Putting CHiRP ‘encyclopedia’ to work 

Community groups, students, making use of interactive mapping program

As more layers continue to be added to the CHiRP (Community Habitat Resource Project) mapping feature, new possibilities for the technology are presenting themselves.

With a few clicks of a mouse, you can easily see the correlation between bird habitat and local wetlands, or the prevalence of different forest species at different altitudes around the valley.

You can click on fish icons to read about different Whistler Fisheries Stewardship Group projects on various waterways, or the ‘H.I.T.’ icons to see the work that’s been completed by Whistler-Blackcomb’s Habitat Improvement Team.

You can also click on a growing number of Whistler Stories icons to read about areas of ecological, cultural or historical interest. The selection of stories and photographs already on the site includes big trees, waterfalls, bear encounters, First Nations pictographys and spawning Kokanees.

More layers are also being added in the coming months. Michael Allen is providing bear denning ecology information from the Whistler Black Bear Project; Wayne McCrory of the Whistler Bear Society is providing information on black bear travel corridors and possible bear/human conflict areas; Kerry Clark from the Whistler Museum and Archives is providing a list of cultural and historic sites; foresters John Hammons, Don MacLaurin and Peter Ackhurst are providing data on the fires, logging and bug infestations for the Whistler watershed going back to the arrival of the railroad in 1918; WORCA and the municipality will be providing information on local hiking and biking trails, with GPS information from the Whistler Bicycle Task Force.

In addition, a new movie tool is being added to the map that will be used to present decades of detailed glacier monitoring data that is being collected by the Whistler Naturalists, showing the impacts of climate change and other factors on the size and reach of glacier systems.

According to CHiRP co-ordinator Stéphane Perron, the more information that’s included on the map, the more useful the CHiRP project will become for the community.

"It’s a pretty powerful reference tool," he said. "I really think we can think of it as an encyclopedia of environmental information in Whistler, as well as a digital library and atlas. And it will slowly build, it’s one of those projects that will never be completed.

"It’s not a complete picture yet, but it’s a growing reference. We just obtained Michael Allen’s data today on bear denning and population, and there’s more stuff coming online all the time."

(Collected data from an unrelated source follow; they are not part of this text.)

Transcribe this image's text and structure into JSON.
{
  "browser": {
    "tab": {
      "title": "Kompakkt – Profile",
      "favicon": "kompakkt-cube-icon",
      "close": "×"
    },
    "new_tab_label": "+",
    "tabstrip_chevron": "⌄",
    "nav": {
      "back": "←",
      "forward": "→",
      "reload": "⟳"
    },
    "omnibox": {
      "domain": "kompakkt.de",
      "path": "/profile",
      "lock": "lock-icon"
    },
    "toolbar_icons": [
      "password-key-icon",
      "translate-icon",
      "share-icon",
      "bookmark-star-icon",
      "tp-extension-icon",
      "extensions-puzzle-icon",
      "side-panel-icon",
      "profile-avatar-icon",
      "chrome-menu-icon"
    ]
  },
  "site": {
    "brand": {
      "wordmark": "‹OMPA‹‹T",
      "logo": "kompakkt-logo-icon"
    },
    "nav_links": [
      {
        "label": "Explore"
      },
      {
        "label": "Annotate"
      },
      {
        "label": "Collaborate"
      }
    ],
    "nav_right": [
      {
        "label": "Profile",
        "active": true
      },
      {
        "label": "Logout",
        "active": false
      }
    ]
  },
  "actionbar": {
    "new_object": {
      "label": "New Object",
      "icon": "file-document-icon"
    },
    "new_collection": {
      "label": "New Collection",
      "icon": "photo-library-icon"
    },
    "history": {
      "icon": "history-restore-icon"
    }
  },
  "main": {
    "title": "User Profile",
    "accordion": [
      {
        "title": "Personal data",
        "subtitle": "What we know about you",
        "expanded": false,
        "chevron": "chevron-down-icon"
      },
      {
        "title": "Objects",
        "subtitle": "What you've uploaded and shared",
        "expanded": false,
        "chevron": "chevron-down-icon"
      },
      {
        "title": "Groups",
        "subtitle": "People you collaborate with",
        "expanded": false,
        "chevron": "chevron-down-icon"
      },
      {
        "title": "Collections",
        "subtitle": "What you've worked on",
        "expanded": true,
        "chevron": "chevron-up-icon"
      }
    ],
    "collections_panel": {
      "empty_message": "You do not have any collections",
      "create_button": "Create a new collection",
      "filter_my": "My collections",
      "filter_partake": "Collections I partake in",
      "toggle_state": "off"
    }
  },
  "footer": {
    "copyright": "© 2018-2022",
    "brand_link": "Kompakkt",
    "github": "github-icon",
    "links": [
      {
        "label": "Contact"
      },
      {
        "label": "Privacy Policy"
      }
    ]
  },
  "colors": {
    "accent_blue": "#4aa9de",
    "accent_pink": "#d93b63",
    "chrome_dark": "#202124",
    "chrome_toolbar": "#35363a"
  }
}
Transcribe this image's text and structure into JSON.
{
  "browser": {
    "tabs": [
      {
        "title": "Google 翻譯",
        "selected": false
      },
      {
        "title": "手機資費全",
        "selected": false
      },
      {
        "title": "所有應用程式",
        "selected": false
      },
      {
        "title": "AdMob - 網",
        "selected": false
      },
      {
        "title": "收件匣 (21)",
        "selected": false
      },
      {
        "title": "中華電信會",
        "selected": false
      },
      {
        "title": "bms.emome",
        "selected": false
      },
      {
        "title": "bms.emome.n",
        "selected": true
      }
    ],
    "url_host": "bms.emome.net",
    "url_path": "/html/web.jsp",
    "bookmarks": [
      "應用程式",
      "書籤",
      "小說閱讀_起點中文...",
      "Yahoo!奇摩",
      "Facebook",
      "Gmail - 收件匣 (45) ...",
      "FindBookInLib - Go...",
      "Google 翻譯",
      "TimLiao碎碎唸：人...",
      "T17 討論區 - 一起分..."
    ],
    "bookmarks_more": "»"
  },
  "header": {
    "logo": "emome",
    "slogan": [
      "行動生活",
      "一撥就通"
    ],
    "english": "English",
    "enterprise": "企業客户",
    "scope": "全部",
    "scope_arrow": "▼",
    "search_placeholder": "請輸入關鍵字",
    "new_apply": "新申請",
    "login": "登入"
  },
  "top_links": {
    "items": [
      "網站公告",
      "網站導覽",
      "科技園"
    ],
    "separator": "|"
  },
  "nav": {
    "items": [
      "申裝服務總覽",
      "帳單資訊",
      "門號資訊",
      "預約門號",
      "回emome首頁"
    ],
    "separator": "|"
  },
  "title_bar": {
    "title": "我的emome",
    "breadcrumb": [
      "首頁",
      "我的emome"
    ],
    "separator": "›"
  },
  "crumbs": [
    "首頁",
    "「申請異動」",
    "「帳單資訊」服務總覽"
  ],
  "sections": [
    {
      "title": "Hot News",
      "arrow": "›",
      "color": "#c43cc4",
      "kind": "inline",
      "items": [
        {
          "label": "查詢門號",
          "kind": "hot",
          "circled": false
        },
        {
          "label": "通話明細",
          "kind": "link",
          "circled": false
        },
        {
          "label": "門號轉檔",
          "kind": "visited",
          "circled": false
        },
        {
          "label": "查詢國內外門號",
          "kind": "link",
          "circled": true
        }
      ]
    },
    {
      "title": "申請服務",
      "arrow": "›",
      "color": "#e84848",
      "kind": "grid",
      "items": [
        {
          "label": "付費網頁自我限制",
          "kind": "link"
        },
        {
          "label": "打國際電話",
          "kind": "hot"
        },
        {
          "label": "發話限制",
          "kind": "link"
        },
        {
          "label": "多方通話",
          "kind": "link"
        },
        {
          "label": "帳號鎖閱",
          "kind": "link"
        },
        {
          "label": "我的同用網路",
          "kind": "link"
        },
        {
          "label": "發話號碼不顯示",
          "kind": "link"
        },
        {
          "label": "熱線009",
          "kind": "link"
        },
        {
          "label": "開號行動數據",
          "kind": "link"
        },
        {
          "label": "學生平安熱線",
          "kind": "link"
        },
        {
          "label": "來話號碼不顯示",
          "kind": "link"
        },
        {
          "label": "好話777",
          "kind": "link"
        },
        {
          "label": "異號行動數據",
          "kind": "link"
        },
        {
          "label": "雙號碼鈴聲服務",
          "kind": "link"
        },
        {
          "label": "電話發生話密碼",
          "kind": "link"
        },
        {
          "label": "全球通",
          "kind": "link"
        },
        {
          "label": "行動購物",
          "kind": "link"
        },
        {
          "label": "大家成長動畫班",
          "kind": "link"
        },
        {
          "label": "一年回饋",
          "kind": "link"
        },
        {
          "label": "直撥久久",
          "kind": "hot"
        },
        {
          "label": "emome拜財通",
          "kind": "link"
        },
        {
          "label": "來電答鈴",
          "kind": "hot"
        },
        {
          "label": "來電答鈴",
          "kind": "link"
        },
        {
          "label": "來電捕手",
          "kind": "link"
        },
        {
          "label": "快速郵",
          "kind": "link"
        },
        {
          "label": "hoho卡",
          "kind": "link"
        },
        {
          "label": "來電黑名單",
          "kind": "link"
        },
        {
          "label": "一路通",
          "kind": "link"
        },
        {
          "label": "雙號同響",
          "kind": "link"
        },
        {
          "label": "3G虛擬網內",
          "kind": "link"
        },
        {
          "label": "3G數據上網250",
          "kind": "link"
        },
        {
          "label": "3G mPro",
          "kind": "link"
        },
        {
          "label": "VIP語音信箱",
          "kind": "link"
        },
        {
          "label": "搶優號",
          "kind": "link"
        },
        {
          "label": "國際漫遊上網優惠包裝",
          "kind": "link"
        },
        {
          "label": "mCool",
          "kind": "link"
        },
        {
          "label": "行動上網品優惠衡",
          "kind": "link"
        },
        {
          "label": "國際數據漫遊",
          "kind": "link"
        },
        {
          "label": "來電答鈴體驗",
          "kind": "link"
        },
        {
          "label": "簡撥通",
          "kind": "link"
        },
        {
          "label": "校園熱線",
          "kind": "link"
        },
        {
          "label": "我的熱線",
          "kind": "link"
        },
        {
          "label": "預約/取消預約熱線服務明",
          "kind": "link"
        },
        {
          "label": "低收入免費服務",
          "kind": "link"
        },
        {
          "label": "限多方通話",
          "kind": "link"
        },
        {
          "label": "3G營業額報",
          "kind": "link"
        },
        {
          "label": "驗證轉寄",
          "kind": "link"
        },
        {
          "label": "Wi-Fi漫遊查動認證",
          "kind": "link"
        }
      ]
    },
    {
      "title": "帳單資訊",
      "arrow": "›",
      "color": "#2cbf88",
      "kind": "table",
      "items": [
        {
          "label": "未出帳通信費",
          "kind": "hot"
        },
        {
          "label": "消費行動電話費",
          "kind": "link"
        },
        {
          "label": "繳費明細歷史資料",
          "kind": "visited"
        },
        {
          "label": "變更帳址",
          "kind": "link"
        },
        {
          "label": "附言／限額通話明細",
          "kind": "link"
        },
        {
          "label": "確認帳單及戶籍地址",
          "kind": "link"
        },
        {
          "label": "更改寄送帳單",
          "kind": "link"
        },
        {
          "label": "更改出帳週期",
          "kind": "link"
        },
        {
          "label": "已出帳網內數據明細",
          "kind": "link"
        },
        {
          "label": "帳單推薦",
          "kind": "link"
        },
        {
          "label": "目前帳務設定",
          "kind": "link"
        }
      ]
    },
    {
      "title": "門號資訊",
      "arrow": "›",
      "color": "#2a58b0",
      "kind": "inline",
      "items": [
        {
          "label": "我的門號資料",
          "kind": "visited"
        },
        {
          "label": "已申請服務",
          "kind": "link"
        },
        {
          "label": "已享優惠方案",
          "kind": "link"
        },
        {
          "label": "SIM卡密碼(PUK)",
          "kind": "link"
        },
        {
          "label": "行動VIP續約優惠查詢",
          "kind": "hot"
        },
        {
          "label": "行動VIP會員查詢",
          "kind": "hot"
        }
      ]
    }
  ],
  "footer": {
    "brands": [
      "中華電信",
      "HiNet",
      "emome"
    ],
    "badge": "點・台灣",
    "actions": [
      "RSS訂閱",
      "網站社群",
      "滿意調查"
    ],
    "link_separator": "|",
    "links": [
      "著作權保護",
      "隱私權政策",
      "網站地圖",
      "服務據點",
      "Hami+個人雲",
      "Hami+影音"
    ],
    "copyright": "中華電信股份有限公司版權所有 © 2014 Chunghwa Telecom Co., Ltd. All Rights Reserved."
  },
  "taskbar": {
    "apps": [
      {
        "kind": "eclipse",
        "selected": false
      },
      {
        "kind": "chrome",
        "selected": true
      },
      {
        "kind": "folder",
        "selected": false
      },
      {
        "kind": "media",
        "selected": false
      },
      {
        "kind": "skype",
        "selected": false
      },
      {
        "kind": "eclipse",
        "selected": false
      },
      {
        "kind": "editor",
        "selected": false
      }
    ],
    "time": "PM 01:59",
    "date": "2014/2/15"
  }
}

CHiRP is a partnership of the Whistler Museum and Archives Society, the Resort Municipality of Whistler, Whistler Naturalists, WORCA, AWARE, Whistler Fisheries Stewardship Group, Whistler Bear Society, Cascade Environmental Research Group, Whistler Centre for Sustainability and Whistler-Blackcomb. All of these partners are contributing their collected environmental data to CHiRP, using the map as an interactive index to file, present and share that information with one another and the public.